The emasculation of Krebs’ father (completely absent from the discussion) is Hemingway’ final ironic observation on what initiation into the American way of life leads to for the American man. Already initiated, he is able to brush aside his mother’s feeble attempts to grant him mobility and autonomy; he has already found his manhood. He asserts to her that “I’m not in His Kingdom” refuting Christianity and, in effect, his mother’s entire philosophy and her authority over him. Krebs may have gone to war in Europe but the real war was between himself and his mother, and this war, though apparently bloodless, was in every way as dire as the Great War.

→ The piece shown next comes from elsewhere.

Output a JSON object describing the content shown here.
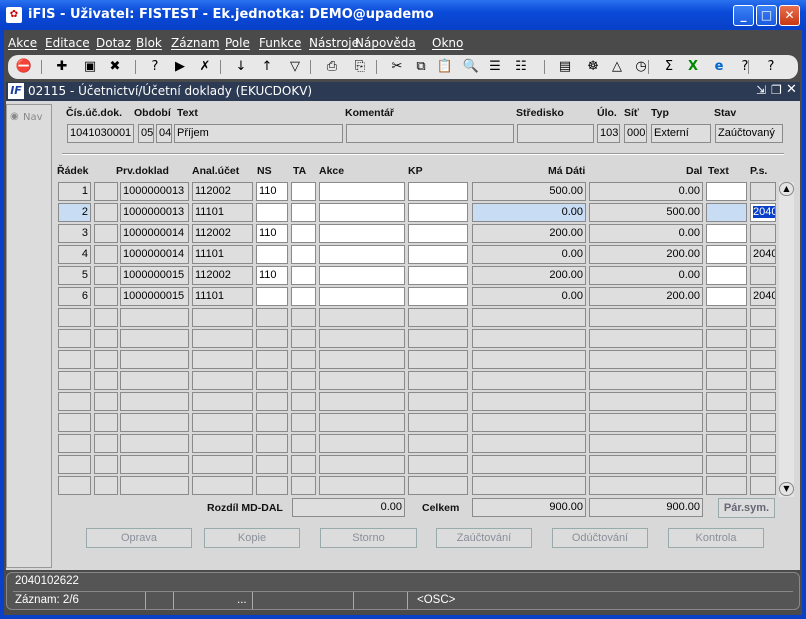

In this way “Soldiers Home” offers a ray of light amid all the black comedy and sarcastic observation on American middle-class life. Krebs, empowered, though alienated, by his “Old World” initiation is not only able to resist and refute his mother’s domination, but he reaches out to his younger sister and in this gesture we read his intentions to carry on as an autonomous person. At the story;’s close there is a sense of reluctant, but adequate, closure. “Well, that was all over anyway. He would go over to the schoolyard and watch Helen play indoor baseball.”